Como retomar as possibilidades
mediúnicas de outra época? Inquiria, tristonha.
Faces engelhadas, sob rala
cabeleira de neve, muito trêmula e esperançosa, dirigiu-se ao velho grupo
doutrinário, na ânsia de ouvir a mãezinha, de novo, já que se lhe fizera inacessível
à palavra do companheiro.
Reuniu-se apenas com a médium da
casa e mais duas irmãs. Pedia mensagens mais íntima, em renovada orientação
materna, de modo a solver o seu problema mediúnico.
Finda a sentida prece, a
genitora prestimosa tomou a palavra com saudações afáveis e doces.
Dona Mercedes, em pranto, expôs
o martírio do coração atormentado. Queria reapossar-se da clarividência.

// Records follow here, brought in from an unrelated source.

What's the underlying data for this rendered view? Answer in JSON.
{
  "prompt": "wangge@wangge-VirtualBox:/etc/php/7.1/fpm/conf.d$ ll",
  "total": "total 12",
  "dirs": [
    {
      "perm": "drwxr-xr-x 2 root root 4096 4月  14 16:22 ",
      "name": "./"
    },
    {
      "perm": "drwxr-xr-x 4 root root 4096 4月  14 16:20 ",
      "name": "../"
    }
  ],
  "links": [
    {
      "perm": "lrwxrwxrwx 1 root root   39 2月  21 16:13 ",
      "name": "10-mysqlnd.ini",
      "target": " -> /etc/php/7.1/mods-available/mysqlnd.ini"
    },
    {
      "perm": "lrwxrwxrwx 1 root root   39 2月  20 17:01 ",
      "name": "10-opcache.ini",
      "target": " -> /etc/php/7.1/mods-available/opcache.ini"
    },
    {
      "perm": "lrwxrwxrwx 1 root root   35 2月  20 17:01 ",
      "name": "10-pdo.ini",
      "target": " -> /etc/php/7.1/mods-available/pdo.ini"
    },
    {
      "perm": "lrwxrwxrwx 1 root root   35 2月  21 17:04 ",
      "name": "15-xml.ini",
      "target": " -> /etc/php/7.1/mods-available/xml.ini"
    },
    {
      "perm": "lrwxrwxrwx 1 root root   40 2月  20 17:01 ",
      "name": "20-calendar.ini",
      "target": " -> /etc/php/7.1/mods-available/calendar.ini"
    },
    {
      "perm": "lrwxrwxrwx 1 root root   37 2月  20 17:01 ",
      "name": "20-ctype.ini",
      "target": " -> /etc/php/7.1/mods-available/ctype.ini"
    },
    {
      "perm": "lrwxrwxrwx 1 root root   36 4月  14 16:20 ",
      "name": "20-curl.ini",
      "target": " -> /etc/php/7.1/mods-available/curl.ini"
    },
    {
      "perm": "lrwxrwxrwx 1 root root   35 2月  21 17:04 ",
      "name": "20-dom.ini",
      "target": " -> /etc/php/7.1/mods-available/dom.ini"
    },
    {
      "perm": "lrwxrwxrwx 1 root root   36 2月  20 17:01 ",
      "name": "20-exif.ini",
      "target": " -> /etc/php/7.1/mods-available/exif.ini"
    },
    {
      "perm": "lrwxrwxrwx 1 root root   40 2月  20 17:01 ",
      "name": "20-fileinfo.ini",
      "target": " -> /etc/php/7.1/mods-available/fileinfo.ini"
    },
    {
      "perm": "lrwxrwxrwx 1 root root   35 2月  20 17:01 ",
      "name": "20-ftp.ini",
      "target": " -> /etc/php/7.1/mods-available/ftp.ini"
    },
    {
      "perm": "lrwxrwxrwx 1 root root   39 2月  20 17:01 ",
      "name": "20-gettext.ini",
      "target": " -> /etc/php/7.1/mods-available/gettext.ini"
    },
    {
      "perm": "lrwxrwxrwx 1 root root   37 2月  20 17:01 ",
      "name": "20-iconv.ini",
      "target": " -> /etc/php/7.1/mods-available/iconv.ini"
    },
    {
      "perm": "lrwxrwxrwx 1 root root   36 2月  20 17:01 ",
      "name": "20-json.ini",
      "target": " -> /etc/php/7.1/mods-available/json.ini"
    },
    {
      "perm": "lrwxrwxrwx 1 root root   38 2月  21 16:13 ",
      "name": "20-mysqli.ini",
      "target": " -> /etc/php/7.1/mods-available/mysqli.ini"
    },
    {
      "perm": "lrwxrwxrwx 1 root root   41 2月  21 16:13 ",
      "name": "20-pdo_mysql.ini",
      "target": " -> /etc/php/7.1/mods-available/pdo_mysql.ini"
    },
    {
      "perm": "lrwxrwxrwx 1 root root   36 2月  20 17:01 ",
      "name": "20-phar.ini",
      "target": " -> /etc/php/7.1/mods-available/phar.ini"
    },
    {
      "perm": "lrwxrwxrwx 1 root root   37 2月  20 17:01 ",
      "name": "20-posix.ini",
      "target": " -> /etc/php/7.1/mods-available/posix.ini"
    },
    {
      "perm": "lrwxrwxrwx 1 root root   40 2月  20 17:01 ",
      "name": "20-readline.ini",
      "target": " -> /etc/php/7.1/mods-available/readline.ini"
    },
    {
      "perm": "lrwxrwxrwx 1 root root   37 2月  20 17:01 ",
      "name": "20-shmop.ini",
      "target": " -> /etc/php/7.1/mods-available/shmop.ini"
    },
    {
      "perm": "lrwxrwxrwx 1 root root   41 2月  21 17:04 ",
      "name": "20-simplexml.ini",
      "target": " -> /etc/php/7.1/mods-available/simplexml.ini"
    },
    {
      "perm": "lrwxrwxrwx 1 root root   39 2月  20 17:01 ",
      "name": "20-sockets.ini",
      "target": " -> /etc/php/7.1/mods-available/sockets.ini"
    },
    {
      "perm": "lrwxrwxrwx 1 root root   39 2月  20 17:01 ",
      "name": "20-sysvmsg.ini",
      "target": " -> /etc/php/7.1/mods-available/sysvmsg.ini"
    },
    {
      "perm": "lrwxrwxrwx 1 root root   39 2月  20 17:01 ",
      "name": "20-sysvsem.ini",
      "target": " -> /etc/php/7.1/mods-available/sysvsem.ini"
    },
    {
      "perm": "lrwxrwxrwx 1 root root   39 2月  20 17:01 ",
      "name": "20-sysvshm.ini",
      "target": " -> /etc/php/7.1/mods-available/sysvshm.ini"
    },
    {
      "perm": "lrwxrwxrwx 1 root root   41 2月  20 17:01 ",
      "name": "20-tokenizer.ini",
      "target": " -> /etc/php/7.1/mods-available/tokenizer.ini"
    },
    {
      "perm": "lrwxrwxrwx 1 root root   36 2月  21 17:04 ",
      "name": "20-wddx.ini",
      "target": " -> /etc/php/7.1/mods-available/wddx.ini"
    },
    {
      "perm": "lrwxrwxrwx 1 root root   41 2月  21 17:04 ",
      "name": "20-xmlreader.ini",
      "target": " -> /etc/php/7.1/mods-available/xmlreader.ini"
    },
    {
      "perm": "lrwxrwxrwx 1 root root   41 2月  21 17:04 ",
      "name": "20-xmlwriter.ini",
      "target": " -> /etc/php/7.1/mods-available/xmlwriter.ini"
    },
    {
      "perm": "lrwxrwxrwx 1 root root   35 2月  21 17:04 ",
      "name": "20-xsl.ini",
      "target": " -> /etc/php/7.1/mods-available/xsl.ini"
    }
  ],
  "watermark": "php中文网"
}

Aguardava, ansiosa, o instante de rever o esposo inolvidável e contribuir na missão
da verdade e da luz.
A entidade afetuosa, em terna
quietude, deixou que a filha derramasse todo o fel que se lhe represava na alma
ulcerada e respondeu, por fim, em voz triste:
- Ah! Mercedes, por mais de
vinte anos, convidei teu coração à redentora tarefa! Por que te demoraste tanto
na decisão? Agora, filha, o dia está quase findo... Enferrujou-se a enxada, sem
a necessária e bendita utilização. Não quiseste nem mesmo combater as
impressões nervosas, vagas e infantis, acreditando mais na moléstia que na saúde.
O tempo não podia esperar por ti agora, é necessário que esperes pelo tempo!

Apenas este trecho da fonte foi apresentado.